HP's Sudden Firmware Update Policy Revision Shakes Customer Trust
While taking a longterm approach may not start bringing in the bucks for McCoy immediately, it will eventually have the same end, but without alienating customers. Likewise, providing some warning in advance that there would be new support requirements, tied to a date that makes budgeting sense, would also have been much more fair to customers. Had the charge been announced in February 2014, as it was, but timed to take effect at an obvious budget start date such as Oct. 1 or Jan. 1, 2015, it would have been far more palatable. In reality, the actual impact on most businesses is probably minimal.

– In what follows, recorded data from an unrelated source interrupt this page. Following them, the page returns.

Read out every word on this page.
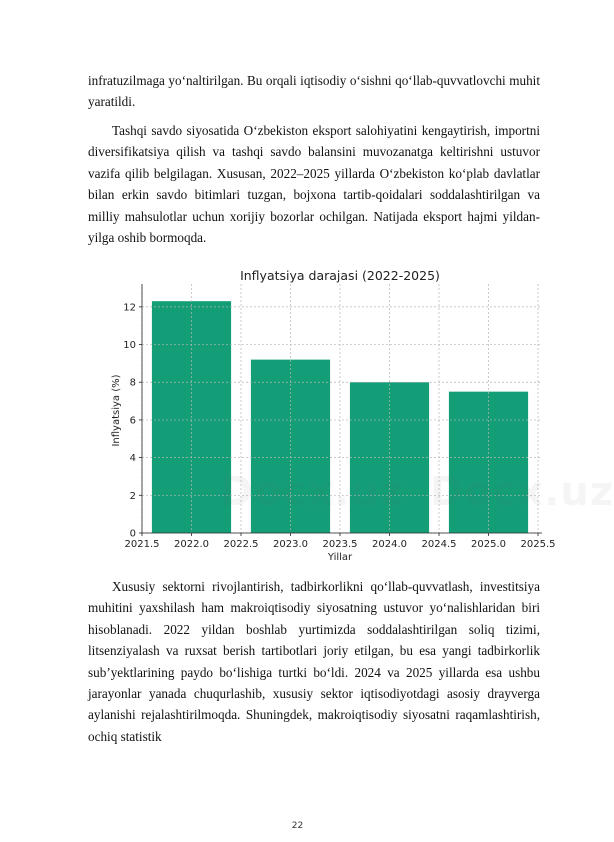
infratuzilmaga yo‘naltirilgan. Bu orqali iqtisodiy o‘sishni qo‘llab-quvvatlovchi muhit yaratildi.

Tashqi savdo siyosatida O‘zbekiston eksport salohiyatini kengaytirish, importni diversifikatsiya qilish va tashqi savdo balansini muvozanatga keltirishni ustuvor vazifa qilib belgilagan. Xususan, 2022–2025 yillarda O‘zbekiston ko‘plab davlatlar bilan erkin savdo bitimlari tuzgan, bojxona tartib-qoidalari soddalashtirilgan va milliy mahsulotlar uchun xorijiy bozorlar ochilgan. Natijada eksport hajmi yildan-yilga oshib bormoqda.

2021.5 2022.0 2022.5 2023.0 2023.5 2024.0 2024.5 2025.0 2025.5
0
2
4
6
8
10
12
Inflyatsiya darajasi (2022-2025)
Yillar
Inflyatsiya (%)

Xususiy sektorni rivojlantirish, tadbirkorlikni qo‘llab-quvvatlash, investitsiya muhitini yaxshilash ham makroiqtisodiy siyosatning ustuvor yo‘nalishlaridan biri hisoblanadi. 2022 yildan boshlab yurtimizda soddalashtirilgan soliq tizimi, litsenziyalash va ruxsat berish tartibotlari joriy etilgan, bu esa yangi tadbirkorlik sub’yektlarining paydo bo‘lishiga turtki bo‘ldi. 2024 va 2025 yillarda esa ushbu jarayonlar yanada chuqurlashib, xususiy sektor iqtisodiyotdagi asosiy drayverga aylanishi rejalashtirilmoqda. Shuningdek, makroiqtisodiy siyosatni raqamlashtirish, ochiq statistik

22
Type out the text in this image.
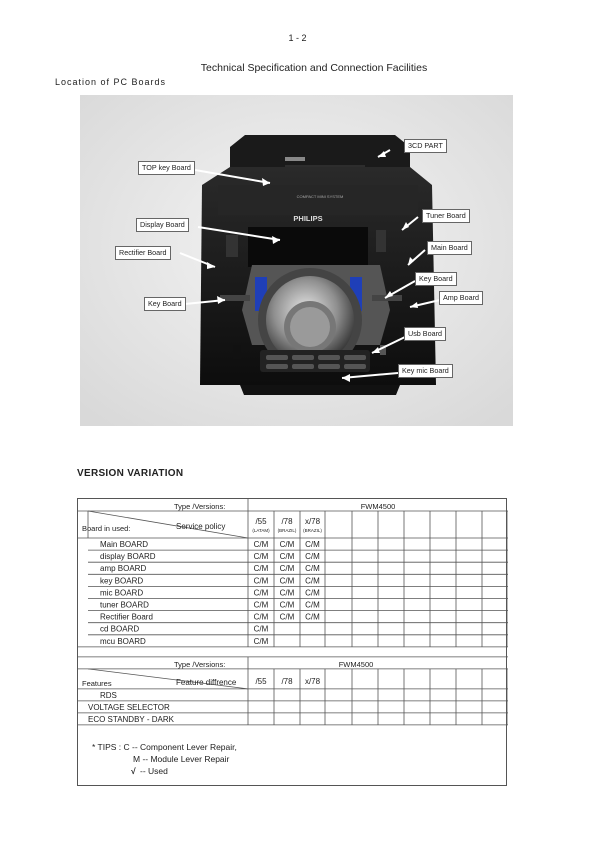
1 - 2
Technical Specification and Connection Facilities
Location of PC Boards
COMPACT MINI SYSTEM
PHILIPS
3CD PART
TOP key Board
Tuner Board
Display Board
Main Board
Rectifier Board
Key Board
Amp Board
Key Board
Usb Board
Key mic Board
VERSION VARIATION
Type /Versions:
Service policy
Board in used:
FWM4500
/55
(LATAM)
/78
(BRAZIL)
x/78
(BRAZIL)
Main BOARD	C/M C/M C/M
display BOARD	C/M C/M C/M
amp BOARD	C/M C/M C/M
key BOARD	C/M C/M C/M
mic BOARD	C/M C/M C/M
tuner BOARD	C/M C/M C/M
Rectifier Board	C/M C/M C/M
cd BOARD	C/M
mcu BOARD	C/M
Type /Versions:
Feature diffrence
Features
FWM4500
/55 /78 x/78
RDS
VOLTAGE SELECTOR
ECO STANDBY - DARK
* TIPS : C -- Component Lever Repair,
M -- Module Lever Repair
√ -- Used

I've owned HP servers for decades, and by the time a server is out of its normal support time, firmware updates that aren't tied to safety or security requirements are rare to the point of being nonexistent. While some businesses do keep their servers for a long time, there just aren't many updates of any kind. As an example, I own two HP ProLiant ML310 servers. One is an ancient G2 machine for which there have been no meaningful updates for years. Even the drive controller, which can't recognize more than 130GB, hard drives hasn't been updated. There's no need to have to worry about the cost of firmware updates, because there haven't been any for years. My other server is a fairly new ML 310 Gen 8, which is still under warranty. I can get any firmware update for free until the warranty runs out. When that happens the new support agreement will cost about $70 per year, and it covers a lot more than just firmware updates. As a small business owner, I can afford that. Larger businesses with more servers will be able to negotiate much lower support rates on a per-server basis than I can. So we're not talking about a huge expense for most companies.Speaking again as a business owner, I would do anything to avoid breaking the trust of my customers, even if it cost me a little money. In the long run, all you really have is trust.
But this isn't really about the cost. This is about McCoy's seeming lack of concern for her customers and about changing a practice that's been in place for years without warning and with no notice. In a sense, McCoy has broken the trust of HP's customers, which means that she's told those customers that she doesn't really care how this affects them. In their view, all she sees is a desire for more money.